Если б знать, что там делается, под Москвой! Если б знать верно! Конечно, наши стоят насмерть. Но умереть - не значит победить. Есть ли кому стать на место тех, кто навеки ложится в землю? Хотелось узнать, что делается на фронте, не из передач по радио. Не из крикливых немецких репортажей. Не из скупых сводок Совинформбюро. От живых свидетелей, которые наверняка скажут больше! От этого, может быть, зависела моя жизнь. Как у каждого смертника, жила надежда, глубокая, тайная: вот-вот что-то должно измениться, придет какая-то новая сила… Раньше верили в силу божью. Всю сознательную жизнь я верил в силу народа и партии.

Приказ мой был как разрыв бомбы: "Захватить "языка с санитарного поезда".

"Безумие, абсурд, пьяная горячка! - так назвал этот приказ мой тихий комиссар. - Ты посылаешь людей на верную смерть, - говорил он. - Родного брата посылаешь! Кому нужен твой "язык"? Зачем?"

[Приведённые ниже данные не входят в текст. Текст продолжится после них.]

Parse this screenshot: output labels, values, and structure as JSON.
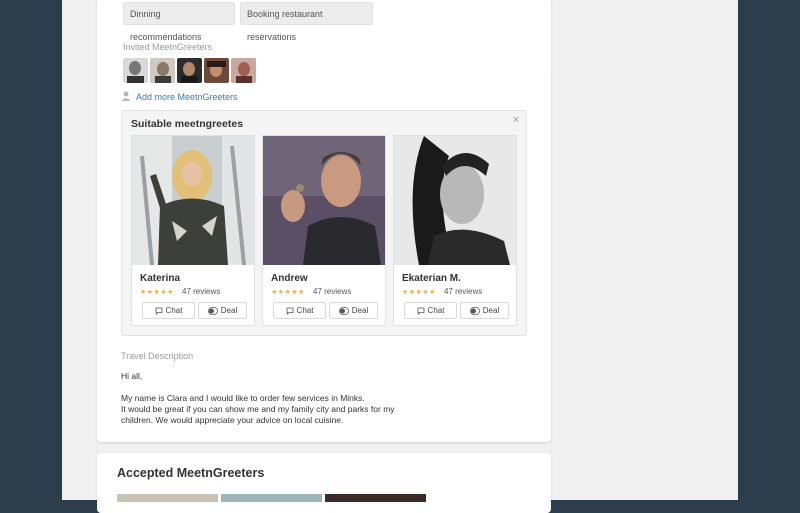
{
  "tags": [
    "Dinning recommendations",
    "Booking restaurant reservations"
  ],
  "invited": {
    "label": "Invited MeetnGreeters",
    "avatars": [
      "avatar-1",
      "avatar-2",
      "avatar-3",
      "avatar-4",
      "avatar-5"
    ]
  },
  "add_more": {
    "label": "Add more MeetnGreeters",
    "icon": "add-user-icon"
  },
  "suitable": {
    "title": "Suitable meetngreetes",
    "close_icon": "×",
    "people": [
      {
        "name": "Katerina",
        "rating": 5,
        "reviews": "47 reviews",
        "chat": "Chat",
        "deal": "Deal"
      },
      {
        "name": "Andrew",
        "rating": 5,
        "reviews": "47 reviews",
        "chat": "Chat",
        "deal": "Deal"
      },
      {
        "name": "Ekaterian M.",
        "rating": 5,
        "reviews": "47 reviews",
        "chat": "Chat",
        "deal": "Deal"
      }
    ]
  },
  "travel": {
    "label": "Travel Description",
    "greeting": "Hi all,",
    "line1": "My name is Clara and I would like to order few services in Minks.",
    "line2": "It would be great if you can show me and my family city and parks for my",
    "line3": "children. We would appreciate your advice on local cuisine."
  },
  "accepted": {
    "title": "Accepted MeetnGreeters"
  },
  "colors": {
    "background": "#2c3e4c",
    "link": "#3a7ab8",
    "star": "#f0b429"
  }
}
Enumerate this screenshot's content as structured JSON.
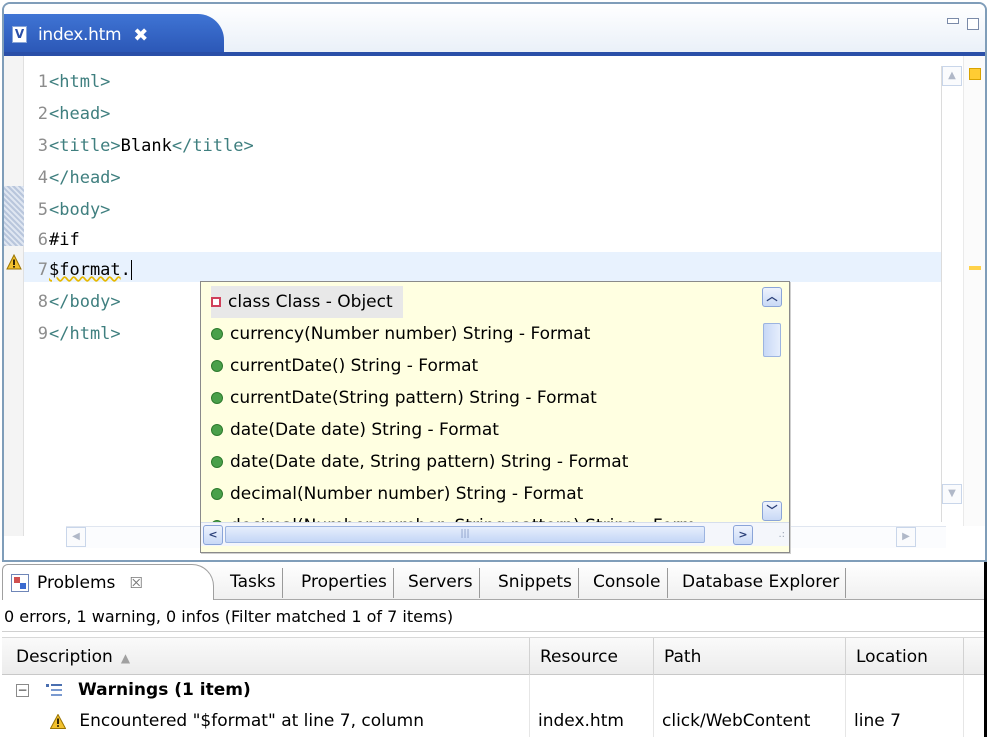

Меня возмутило, что комиссар не хочет узнать больше, чем можно услышать по радио, о самом главном, от чего зависели наша жизнь, борьба. Разведчикам, Павлу задание понравилось. Необычное. Будыка улыбался, наблюдая баталию мою с Шугановичем. Будыка считал, что на войне, как и в природе, ничего невозможного нет. Такая у него философия. Что невозможно сегодня - становится возможным завтра. Что невозможно для одного - легко осуществляется другим. Я не отступал. Сдался Вася. Но как!

"Ладно, будет тебе "язык"! Но я сам пойду с разведчиками".

Меня заело.

"Пойдет инженер!"

"Я? - побелел Будыка. - Почему я?"

"Боишься, технократ?"

"Боюсь. Много смертей пришлось видеть".

"И все-таки пойдешь! Ты один в отряде говоришь по-немецки".

Перестал улыбаться, вытянулся по-военному: "Слушаю, командир".

Я никогда не мог понять тебя до конца, Валька Будыка. И теперь не понимаю. Кто ты? Что за человек? Я раскусывал людей за один день, разбирал их по деталькам и тут же легко собирал. Ты - машина более мудреная, чем твои станки. Кибернетическая. С очень сложным програм-мированием, до смысла которого могут дойти разве что такие умы, как моя Лада. А иногда мне кажется: ты как "матрешка" - простенький, но двойной или тройной и каждый особым образом закамуфлированный.

Разведчики не возвращались три дня. О, эти три дня! Я их никогда не забуду. До смерти. Выла вьюга. Стихла. Снова началась. Я сидел один. Шуганович в землянку не заходил, жил с партизанами, занимался делами отряда. Я боялся выйти к людям. Впервые боялся людей. И кого? Тех, кто верил мне, кто по своей воле стал под мое командование, вручил, по сути, свою жизнь, свою судьбу. Но они же должны и судить меня. Если разведчики не вернутся, я сам попрошу, чтоб меня судили. Всем отрядом… Пускай расстреляют перед строем. Нет, такой смерти я не хотел! Такой смерти не будет!

Никто меня не станет судить! Но я осужу себя сам, если не вернутся Павел, Будыка, старый буденновец Ермолай Кравченко.

Я боялся даже попросить у Рощихи спирта. И она тоже, чертова душа, добрая, когда не надо. А тут не заходила даже проверить, как обычно, тепло ли в командирской землянке. Было холодно. Тепло любил Будыка и топил "самовар" - чугунную печку - без конца. Нет страшнее одиночества, чем когда рядом люди, друзья, а ты один. Как узник, как отщепенец.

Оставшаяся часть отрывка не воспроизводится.